Kim is a key figure of his generation in South Korea, his ideas based in the shift created when image-making moves from language to physical form. His works challenge conventional ideas that are considered as social norms through fictional images using various mediums such as drawing, video, painting, installation.
The artist subverts the meanings of the objects that we see everyday lives. Pregnant Hammer, which is a hammer with bulging handle and Radio Shaped Iron, Iron Shaped Radio, that switched both shapes, etc. they are either personified objects and/or are the subversion of the essence of the objects. If one can say that classical way of representation takes concretizing an impression into a form, Kim Beom’s way discards was of representation and suggests to see alternative reality through memory and experience of the audience.
Born in 1963, Seoul, Kim Beom attended Seoul National University during South Korea's student democratization movement and obtained both a BFA and an MFA there in 1988 and 1986. He then moved to New York City where he completed a second MFA at the School of Visual Arts in 1991. He remained in New York until returning to South Korea in 1997.

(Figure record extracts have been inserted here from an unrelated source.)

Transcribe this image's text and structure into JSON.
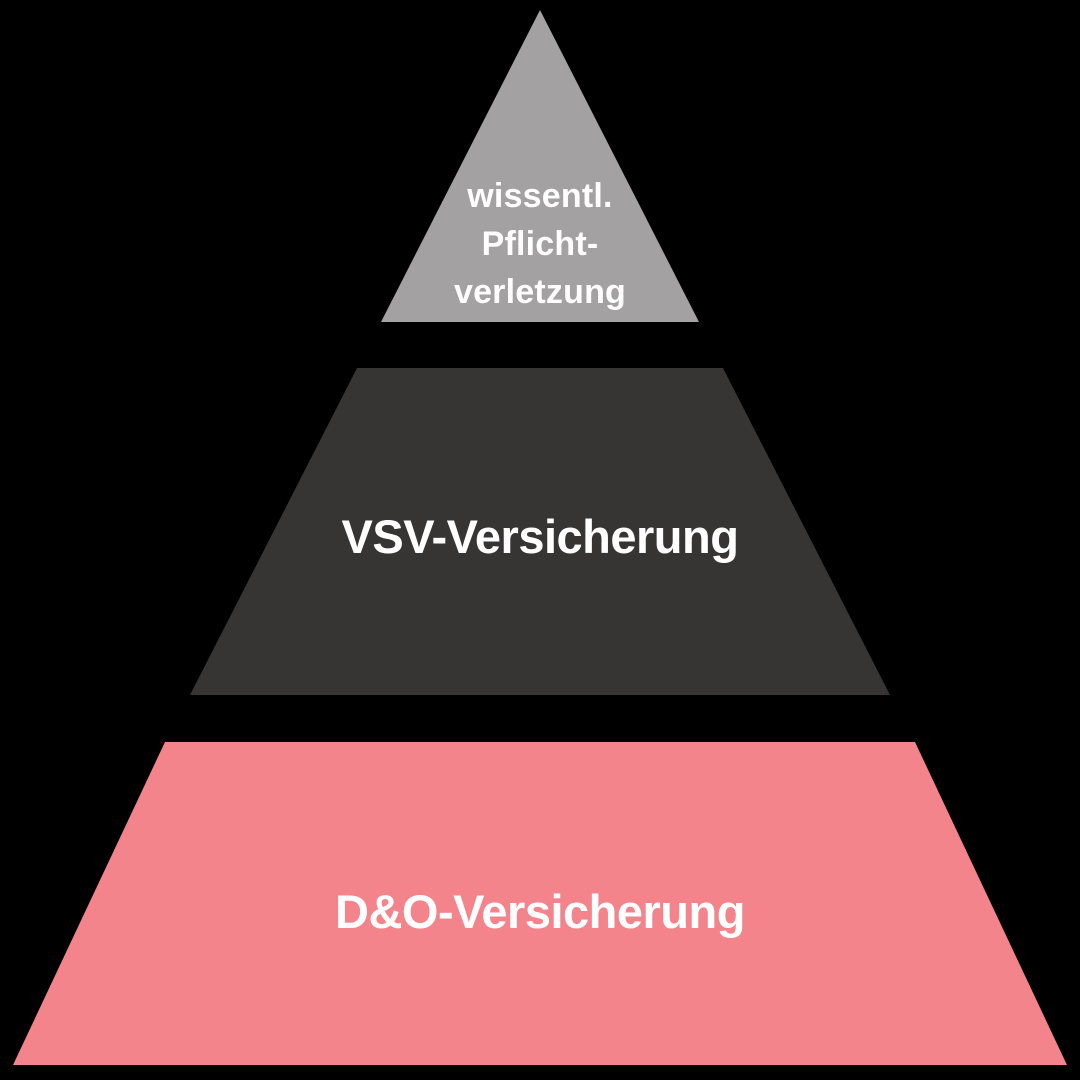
{
  "canvas": {
    "background_color": "#000000",
    "text_color": "#FFFFFF"
  },
  "pyramid": {
    "type": "3-tier pyramid diagram",
    "tiers": [
      {
        "id": "top",
        "level": 1,
        "color": "#A3A1A1",
        "label_lines": {
          "line1": "wissentl.",
          "line2": "Pflicht-",
          "line3": "verletzung"
        },
        "label": "wissentl. Pflicht-verletzung"
      },
      {
        "id": "middle",
        "level": 2,
        "color": "#373434",
        "label": "VSV-Versicherung"
      },
      {
        "id": "bottom",
        "level": 3,
        "color": "#F4848C",
        "label": "D&O-Versicherung"
      }
    ]
  }
}
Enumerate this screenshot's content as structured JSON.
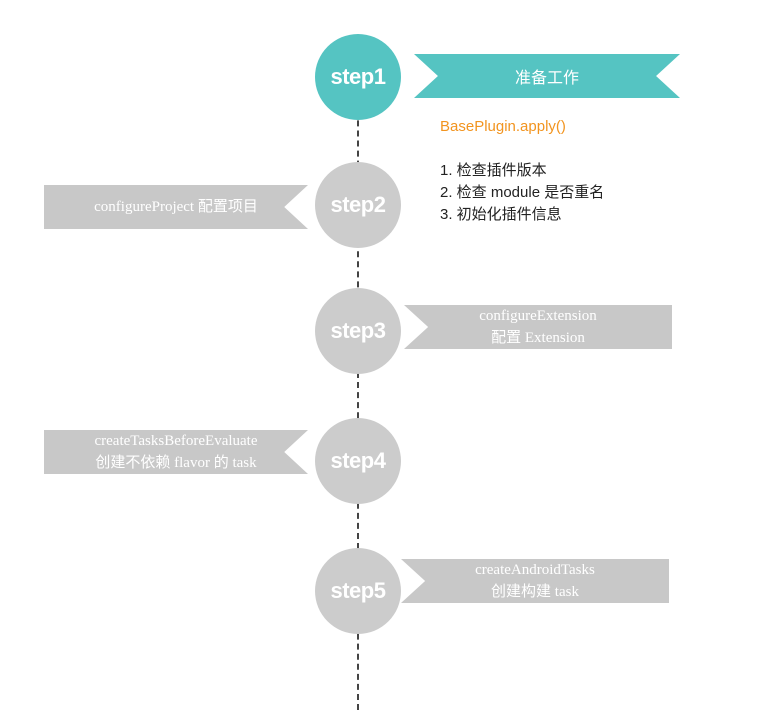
{
  "steps": [
    {
      "label": "step1"
    },
    {
      "label": "step2"
    },
    {
      "label": "step3"
    },
    {
      "label": "step4"
    },
    {
      "label": "step5"
    }
  ],
  "step1": {
    "flag": "准备工作",
    "method": "BasePlugin.apply()",
    "items": [
      "1. 检查插件版本",
      "2. 检查 module 是否重名",
      "3. 初始化插件信息"
    ]
  },
  "step2": {
    "line1": "configureProject 配置项目"
  },
  "step3": {
    "line1": "configureExtension",
    "line2": "配置 Extension"
  },
  "step4": {
    "line1": "createTasksBeforeEvaluate",
    "line2": "创建不依赖 flavor 的 task"
  },
  "step5": {
    "line1": "createAndroidTasks",
    "line2": "创建构建 task"
  },
  "colors": {
    "active": "#55c4c2",
    "inactive": "#cccccc",
    "label": "#c8c8c8",
    "method": "#f2941f"
  }
}
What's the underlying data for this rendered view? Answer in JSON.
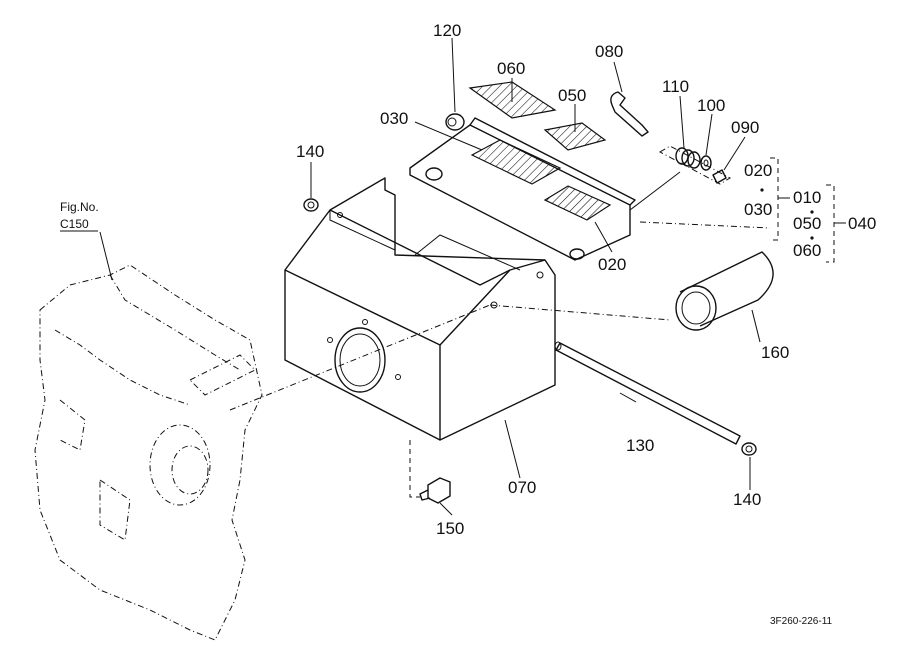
{
  "figure_code": "3F260-226-11",
  "reference": {
    "line1": "Fig.No.",
    "line2": "C150"
  },
  "part_numbers": {
    "p120": "120",
    "p060": "060",
    "p080": "080",
    "p050": "050",
    "p110": "110",
    "p100": "100",
    "p030": "030",
    "p090": "090",
    "p140_top": "140",
    "p020_low": "020",
    "p160": "160",
    "p130": "130",
    "p140_bottom": "140",
    "p070": "070",
    "p150": "150"
  },
  "assembly_group": {
    "col_a": [
      "020",
      "030"
    ],
    "col_b": [
      "010",
      "050",
      "060"
    ],
    "parent": "040"
  }
}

Kim's work is included in the collections of the Museum of Fine Arts, Houston; the Cleveland Museum of Art; and the Walker Art Center, Minneapolis in the United States; the Museum für Kommunikation, in Bern, Switzerland; and the Seoul Museum of Art, the Ho-Am Art Museum, Artsonje Center, and the Horim Museum, in Seoul, and the National Museum of Modern and Contemporary Art, in Gwachun, Korea.